The city. His abandoned city, now lost to him forever. In dreams he’d walked through Manhattan with his mother again. Paged through bookstores with Alice. Memories and longings swelled up, and the Night Country wanted them. It was hungry for them.
He wasn’t strong enough to deny it.
The city flowed from him. Streetlights, skyline, cherry blossoms and gutters and the sound of a street performer’s violin. Benches and buses and stolen wine on a rooftop. Streets of pitted blacktop lined with trees and ice cream trucks and stars you could barely see. An afternoon in summer so still the clouds looked like paint on blue enamel, and cast shadows on sunbathers in the park.
The memories rushed out of him on the back of a sweeping wind.

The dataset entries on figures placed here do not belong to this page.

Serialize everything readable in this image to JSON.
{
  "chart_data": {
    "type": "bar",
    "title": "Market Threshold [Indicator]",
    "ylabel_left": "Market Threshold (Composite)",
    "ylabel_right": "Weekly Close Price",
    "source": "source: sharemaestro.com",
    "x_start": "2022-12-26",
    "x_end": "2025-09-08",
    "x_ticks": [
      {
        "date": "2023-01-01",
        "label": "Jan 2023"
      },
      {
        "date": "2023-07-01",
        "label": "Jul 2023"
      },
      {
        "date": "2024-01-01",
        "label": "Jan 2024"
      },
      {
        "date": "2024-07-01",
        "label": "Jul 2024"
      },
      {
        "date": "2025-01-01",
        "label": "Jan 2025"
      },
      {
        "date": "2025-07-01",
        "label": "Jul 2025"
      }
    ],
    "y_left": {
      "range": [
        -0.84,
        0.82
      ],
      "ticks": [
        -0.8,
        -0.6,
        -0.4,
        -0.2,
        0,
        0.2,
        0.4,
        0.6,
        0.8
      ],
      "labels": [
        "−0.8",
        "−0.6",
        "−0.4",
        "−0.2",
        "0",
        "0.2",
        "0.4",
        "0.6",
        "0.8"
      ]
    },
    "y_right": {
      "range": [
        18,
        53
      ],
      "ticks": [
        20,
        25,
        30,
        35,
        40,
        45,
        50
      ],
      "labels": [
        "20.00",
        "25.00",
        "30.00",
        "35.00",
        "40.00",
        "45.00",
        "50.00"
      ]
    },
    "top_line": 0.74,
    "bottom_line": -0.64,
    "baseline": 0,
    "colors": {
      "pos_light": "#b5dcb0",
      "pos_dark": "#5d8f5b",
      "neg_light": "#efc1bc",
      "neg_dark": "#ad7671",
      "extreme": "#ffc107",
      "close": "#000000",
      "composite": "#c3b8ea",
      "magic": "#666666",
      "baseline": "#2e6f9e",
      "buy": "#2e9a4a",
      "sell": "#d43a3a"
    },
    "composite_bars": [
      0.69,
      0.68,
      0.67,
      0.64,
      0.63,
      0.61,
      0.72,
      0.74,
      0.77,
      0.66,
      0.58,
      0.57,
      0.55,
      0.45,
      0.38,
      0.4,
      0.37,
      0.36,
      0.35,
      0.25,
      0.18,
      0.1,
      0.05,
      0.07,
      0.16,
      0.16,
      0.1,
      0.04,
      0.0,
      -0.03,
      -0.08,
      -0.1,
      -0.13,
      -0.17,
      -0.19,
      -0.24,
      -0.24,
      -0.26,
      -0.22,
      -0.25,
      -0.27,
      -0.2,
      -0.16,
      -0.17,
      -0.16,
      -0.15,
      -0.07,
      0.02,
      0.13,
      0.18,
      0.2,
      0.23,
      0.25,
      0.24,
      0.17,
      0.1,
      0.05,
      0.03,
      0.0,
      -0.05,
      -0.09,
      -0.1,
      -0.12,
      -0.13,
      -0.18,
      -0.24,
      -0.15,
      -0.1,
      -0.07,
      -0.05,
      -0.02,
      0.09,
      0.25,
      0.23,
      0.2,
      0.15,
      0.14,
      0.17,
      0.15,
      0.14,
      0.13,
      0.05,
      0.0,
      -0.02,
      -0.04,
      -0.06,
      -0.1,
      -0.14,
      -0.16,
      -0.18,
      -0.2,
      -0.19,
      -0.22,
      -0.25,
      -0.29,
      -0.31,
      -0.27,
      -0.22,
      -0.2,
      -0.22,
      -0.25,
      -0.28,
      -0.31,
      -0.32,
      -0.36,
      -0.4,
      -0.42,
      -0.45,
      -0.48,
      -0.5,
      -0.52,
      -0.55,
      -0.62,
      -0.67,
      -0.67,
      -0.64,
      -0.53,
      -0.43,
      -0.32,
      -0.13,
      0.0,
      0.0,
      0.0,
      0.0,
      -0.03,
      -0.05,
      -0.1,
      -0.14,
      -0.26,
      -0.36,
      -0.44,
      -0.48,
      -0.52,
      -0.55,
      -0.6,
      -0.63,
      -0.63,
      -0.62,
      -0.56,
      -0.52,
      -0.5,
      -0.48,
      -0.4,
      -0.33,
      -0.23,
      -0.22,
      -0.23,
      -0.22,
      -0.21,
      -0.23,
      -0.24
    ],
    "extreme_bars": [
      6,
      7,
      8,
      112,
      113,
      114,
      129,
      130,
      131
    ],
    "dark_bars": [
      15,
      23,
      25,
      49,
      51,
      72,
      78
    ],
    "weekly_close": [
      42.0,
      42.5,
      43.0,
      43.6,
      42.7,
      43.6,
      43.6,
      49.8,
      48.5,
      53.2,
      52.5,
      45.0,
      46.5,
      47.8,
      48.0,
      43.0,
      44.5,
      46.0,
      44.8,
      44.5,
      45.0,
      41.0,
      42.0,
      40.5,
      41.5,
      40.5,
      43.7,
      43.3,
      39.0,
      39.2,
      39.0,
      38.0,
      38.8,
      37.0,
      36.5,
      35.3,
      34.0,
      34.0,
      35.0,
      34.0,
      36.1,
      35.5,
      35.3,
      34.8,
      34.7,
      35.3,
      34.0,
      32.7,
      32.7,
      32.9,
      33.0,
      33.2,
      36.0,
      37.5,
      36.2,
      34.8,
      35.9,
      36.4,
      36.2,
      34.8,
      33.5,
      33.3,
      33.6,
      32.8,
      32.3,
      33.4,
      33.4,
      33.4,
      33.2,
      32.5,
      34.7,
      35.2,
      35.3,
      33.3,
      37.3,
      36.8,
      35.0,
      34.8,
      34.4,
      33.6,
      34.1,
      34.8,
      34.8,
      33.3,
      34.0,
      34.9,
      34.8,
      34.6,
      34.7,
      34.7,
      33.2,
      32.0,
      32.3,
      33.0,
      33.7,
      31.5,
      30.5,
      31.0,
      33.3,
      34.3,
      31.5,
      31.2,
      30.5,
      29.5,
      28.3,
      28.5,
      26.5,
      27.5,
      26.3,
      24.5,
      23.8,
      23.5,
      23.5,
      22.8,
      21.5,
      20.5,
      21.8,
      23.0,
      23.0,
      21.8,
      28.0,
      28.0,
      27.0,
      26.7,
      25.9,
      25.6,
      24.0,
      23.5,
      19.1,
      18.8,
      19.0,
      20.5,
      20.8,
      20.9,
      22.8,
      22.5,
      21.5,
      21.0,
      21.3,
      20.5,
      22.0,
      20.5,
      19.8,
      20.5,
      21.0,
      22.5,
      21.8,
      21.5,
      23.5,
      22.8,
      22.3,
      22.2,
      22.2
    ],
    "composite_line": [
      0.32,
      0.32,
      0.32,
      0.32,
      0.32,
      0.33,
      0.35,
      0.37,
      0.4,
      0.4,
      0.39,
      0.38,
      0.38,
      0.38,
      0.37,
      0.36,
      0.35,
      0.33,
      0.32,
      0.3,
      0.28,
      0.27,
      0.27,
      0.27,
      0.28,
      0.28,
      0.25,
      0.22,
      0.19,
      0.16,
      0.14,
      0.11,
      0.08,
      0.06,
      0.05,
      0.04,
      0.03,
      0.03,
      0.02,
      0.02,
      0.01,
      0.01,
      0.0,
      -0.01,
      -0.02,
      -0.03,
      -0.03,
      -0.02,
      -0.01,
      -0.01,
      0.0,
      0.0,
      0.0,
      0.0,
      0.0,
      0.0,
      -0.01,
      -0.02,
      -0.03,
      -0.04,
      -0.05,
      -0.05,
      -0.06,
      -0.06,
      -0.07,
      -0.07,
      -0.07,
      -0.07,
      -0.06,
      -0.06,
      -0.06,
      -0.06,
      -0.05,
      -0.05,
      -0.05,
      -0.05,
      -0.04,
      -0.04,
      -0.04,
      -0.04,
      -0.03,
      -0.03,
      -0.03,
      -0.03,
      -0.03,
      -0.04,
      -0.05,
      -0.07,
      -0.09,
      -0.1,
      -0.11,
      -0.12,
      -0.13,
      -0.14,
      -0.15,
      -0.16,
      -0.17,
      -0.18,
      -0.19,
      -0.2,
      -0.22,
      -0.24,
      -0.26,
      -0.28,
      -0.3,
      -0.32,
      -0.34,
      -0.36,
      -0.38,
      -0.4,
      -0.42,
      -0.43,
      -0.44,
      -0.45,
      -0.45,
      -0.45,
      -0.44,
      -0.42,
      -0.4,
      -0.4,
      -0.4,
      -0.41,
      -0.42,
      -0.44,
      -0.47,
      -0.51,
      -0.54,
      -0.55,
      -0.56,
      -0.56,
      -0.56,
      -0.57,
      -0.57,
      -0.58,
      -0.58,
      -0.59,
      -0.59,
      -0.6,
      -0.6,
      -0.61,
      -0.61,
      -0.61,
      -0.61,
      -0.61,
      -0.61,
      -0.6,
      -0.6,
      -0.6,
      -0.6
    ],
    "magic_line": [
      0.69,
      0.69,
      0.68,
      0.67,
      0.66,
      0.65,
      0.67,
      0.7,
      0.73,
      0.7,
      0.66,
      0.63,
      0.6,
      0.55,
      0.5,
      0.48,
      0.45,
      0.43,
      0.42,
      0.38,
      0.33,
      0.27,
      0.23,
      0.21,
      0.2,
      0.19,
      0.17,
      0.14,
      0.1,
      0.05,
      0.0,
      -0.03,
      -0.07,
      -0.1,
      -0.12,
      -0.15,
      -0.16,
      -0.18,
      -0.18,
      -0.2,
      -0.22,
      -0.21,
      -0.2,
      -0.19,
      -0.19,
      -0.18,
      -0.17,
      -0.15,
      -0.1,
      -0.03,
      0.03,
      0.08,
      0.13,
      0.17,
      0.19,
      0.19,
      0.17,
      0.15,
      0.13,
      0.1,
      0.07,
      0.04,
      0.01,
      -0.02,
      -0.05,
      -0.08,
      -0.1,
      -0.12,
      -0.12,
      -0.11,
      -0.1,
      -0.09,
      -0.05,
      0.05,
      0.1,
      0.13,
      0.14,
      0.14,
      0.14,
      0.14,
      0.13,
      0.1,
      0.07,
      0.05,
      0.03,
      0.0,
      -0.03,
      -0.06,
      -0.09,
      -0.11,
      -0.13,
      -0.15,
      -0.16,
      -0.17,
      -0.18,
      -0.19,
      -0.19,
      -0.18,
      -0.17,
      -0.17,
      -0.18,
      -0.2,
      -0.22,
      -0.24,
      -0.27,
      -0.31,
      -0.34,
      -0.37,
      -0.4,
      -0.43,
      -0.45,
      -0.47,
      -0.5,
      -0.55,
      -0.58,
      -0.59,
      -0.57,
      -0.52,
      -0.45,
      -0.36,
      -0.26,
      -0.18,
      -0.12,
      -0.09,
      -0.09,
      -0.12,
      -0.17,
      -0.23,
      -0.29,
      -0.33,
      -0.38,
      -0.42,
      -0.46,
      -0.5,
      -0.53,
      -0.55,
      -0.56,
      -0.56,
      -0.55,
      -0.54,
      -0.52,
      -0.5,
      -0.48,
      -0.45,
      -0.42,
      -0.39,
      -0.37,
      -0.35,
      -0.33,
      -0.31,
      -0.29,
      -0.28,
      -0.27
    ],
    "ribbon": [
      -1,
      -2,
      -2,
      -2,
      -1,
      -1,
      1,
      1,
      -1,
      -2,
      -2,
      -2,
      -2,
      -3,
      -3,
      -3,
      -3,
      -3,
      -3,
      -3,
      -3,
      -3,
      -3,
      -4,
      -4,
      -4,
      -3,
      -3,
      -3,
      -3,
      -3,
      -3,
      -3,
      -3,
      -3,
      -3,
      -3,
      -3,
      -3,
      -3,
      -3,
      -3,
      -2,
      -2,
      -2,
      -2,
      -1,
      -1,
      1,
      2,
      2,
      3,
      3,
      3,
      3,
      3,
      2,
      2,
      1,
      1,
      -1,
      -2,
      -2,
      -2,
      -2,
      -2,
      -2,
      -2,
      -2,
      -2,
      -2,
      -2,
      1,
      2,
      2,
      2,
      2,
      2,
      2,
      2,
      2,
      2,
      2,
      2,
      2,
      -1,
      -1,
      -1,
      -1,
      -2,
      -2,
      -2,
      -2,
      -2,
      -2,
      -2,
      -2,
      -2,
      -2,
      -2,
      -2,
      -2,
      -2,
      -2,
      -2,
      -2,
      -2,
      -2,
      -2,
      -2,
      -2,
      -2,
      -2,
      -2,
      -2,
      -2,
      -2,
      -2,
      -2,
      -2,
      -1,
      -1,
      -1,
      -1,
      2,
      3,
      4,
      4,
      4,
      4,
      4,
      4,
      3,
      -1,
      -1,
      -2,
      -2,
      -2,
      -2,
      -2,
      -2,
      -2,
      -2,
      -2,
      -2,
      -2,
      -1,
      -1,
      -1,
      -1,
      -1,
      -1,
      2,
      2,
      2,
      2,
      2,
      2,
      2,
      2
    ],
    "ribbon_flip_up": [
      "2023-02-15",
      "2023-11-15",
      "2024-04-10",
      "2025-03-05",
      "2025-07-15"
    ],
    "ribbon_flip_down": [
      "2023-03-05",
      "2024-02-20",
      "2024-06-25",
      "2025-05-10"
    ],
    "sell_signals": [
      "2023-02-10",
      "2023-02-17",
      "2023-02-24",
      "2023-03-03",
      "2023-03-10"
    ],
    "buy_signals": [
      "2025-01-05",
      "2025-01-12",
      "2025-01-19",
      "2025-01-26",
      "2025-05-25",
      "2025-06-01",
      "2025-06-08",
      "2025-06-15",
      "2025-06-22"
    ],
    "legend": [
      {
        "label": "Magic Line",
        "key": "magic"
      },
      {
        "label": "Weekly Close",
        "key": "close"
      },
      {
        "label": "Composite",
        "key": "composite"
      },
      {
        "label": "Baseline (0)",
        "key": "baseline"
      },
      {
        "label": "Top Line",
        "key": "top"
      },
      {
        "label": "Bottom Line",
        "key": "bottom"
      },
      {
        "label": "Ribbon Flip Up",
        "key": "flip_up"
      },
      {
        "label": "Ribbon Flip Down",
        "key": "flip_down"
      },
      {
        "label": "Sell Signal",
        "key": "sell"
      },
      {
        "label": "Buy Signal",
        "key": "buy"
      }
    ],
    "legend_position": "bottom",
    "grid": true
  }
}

It was cold and had a thousand hands and they reached into every corner. It’s a fearsome thing, to make a world. He was unmade in its making. The theft leached the black from his hair and the bend from his bones.
It might’ve stolen the bones, too, before it was through. But two figures came barreling out of the dark.
40
In her rage the Spinner ran like an animal, loping and low. Without her, I wouldn’t know where to find Finch. Already the Night Country had carried him away from the door.
I chased her, forward and on. Time was elastic, it stretched and contracted. I would’ve killed for a streetlamp, a star. If I lost her, I’d be lost, completely. So I ran through the sandy pain of a stitch in my side, and the distinctive terror of running through the nothing space of an unmade world. Until finally something broke the Night Country’s long, formless plain: Finch. Still too far off. I couldn’t go any faster and she’d almost reached him when something sprang up from the dark.